A snake skims across the surface of the ditch. Ruskey dives in, baptizing himself in scummy water.

 
 
 
 
 
 
 
 

We’ve been sent here by the mayor of Woodville, who heard that Ruskey was in town. He arrived at the café with a delegation of locals, who unfurled a surveyor’s map and pointed out a route: Paddle a few miles across this flooded field to the Buffalo River, then a few miles more to the Mississippi. Just one problem. This is private land. A phone call has assured our safe passage; down some of these dirt roads, Ruskey says, the locals aren’t too friendly.

We met our one-woman welcoming committee in Fort Adams, which, when New Orleans was foreign property, was the U.S. port of entry on the river. Now there’s little more than a one-room store that sells fishing supplies. Our contact, a middle-aged woman whose family farms nearby, stands in the dirt lot and squints at the canoe.

“That your idea of a good time?”

Though the sun is past its zenith, Ruskey does not rush. He chats with the locals, as he chats with everyone he meets, waging a slow campaign of hearts and minds. He gives a copy of the latest Rivergator poster, a reproduction of a watercolor map, to the storekeeper. An earlier edition is already tacked to a wall inside.

The Lower Mississippi is a big river, fed by the collected waters of many tributaries — the Missouri, the Ohio, its own headwaters in the Minnesota lakes. You could call it the real Mississippi, the place where the waters of the continent finally merge. The river basin drains portions of 31 states, from New York to Montana, over 40 percent of the continental U.S.

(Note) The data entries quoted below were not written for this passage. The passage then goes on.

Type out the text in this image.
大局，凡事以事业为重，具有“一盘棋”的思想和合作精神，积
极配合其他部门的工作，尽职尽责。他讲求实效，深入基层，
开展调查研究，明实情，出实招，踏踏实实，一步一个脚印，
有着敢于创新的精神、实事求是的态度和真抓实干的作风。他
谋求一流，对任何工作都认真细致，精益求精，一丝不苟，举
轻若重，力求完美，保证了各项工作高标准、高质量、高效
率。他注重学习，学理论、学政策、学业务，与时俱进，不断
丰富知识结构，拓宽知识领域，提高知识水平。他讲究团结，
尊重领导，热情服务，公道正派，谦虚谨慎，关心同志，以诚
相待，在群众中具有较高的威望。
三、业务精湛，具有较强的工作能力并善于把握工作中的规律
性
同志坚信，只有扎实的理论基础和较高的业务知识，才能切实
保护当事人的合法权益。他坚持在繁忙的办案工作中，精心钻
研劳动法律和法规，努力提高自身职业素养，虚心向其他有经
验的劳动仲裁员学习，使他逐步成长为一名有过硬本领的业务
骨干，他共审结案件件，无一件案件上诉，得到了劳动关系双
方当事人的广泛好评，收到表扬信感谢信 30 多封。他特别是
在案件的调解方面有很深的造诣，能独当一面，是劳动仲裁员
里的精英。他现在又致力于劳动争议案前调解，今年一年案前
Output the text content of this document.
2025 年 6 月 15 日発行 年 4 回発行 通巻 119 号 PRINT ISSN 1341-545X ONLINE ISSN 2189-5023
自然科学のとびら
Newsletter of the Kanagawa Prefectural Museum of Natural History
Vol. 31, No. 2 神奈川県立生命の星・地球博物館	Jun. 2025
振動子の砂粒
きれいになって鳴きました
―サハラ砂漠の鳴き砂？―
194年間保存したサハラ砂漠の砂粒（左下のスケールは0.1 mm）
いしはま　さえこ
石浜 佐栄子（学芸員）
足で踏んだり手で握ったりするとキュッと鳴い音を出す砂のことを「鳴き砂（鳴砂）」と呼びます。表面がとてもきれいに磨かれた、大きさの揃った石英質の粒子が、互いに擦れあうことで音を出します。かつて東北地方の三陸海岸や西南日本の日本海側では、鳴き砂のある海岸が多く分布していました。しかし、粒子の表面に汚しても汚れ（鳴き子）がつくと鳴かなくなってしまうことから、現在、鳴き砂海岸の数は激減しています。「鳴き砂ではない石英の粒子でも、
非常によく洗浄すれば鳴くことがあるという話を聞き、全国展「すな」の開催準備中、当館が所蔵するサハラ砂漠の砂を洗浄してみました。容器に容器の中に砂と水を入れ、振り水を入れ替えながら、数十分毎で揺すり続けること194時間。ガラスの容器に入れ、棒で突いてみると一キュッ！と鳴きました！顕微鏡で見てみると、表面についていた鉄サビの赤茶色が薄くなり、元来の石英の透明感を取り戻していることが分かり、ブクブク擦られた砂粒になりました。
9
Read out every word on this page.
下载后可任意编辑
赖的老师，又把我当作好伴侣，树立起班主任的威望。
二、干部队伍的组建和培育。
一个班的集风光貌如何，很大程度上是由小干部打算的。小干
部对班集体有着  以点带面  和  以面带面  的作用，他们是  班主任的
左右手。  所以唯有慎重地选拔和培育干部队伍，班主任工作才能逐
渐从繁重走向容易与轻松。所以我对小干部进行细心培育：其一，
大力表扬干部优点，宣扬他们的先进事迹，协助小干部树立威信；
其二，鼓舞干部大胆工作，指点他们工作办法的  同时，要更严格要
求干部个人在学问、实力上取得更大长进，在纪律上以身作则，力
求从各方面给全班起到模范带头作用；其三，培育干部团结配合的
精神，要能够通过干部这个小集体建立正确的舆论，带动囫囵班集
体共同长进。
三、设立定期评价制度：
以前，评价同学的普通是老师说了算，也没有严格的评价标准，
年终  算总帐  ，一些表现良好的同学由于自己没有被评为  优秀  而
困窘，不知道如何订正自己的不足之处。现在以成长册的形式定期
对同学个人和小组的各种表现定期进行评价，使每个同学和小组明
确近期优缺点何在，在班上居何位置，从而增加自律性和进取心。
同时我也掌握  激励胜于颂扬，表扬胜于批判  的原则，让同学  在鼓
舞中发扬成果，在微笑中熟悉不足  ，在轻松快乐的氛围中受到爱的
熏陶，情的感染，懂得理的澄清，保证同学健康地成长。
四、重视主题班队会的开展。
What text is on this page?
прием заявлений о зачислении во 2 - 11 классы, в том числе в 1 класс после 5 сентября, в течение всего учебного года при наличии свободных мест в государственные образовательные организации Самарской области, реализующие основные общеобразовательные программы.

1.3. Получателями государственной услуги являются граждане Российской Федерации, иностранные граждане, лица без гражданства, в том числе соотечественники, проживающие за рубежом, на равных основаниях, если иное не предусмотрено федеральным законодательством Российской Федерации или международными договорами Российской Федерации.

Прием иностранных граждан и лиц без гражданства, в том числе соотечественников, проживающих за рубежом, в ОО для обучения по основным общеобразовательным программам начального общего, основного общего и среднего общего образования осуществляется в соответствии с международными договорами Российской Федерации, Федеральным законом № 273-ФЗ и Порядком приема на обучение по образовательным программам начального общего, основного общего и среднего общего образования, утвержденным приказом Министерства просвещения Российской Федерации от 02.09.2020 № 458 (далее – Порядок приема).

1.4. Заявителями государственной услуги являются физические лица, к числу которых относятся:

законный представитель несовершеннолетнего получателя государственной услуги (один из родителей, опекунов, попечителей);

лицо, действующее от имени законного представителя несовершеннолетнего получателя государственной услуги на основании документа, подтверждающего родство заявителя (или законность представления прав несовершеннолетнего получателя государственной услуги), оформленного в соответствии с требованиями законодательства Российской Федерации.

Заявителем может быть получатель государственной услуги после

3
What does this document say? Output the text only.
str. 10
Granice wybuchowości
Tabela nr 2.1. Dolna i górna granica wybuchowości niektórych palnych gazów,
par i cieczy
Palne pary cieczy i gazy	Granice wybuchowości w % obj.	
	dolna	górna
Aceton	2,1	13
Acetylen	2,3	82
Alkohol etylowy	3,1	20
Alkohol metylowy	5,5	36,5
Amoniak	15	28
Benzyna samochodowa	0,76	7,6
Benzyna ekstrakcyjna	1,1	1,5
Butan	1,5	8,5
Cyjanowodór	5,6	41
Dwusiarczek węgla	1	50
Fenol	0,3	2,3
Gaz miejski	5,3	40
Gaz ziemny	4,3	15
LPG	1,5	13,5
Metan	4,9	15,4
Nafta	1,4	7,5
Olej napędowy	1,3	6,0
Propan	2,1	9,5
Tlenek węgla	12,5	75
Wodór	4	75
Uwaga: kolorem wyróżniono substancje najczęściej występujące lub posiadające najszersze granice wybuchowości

Controlling that water requires infrastructure. The woman at the store is fluent in its technical terms, and talks of spillways and the distribution of flow. She has clear opinions, too: The water floods here and not downstream, she says, because Louisiana farmers have more money and power. The U.S. government, which controls the river, cannot possibly keep everyone happy.

Another woman pulls into the lot, seeking gas at the empty pumps, and our host discloses the nature of our strange quest. River chats with this new arrival. As we drive away, he shares her story: She lost a son to the Mississippi. Fishing without a life jacket, he fell in, and was drowned by the weight of the water that rushed inside his boots.

Now, after a brief ceremony, we paddle out. What is usually a hunting club is hidden beneath five feet of flat backwater. Birds of prey sit watchful in the treetops; colonies of fire ants have linked their legs to form a fabric that floats on the water and shimmers as they move their legs. The natural world thrives in this flood.

 
 
 
 
 
 
 
 
 

As we arrive on the water of the Mississippi, I hear an incessant ringing tone. It comes from the control structures, massive metal floodgates built nearby to constrain the river to its path. It’s a warning: Stay away. On the maps Ruskey carries, a note declares the structure’s inflow channels “very dangerous… Under no circumstances should any vessel attempt to enter.”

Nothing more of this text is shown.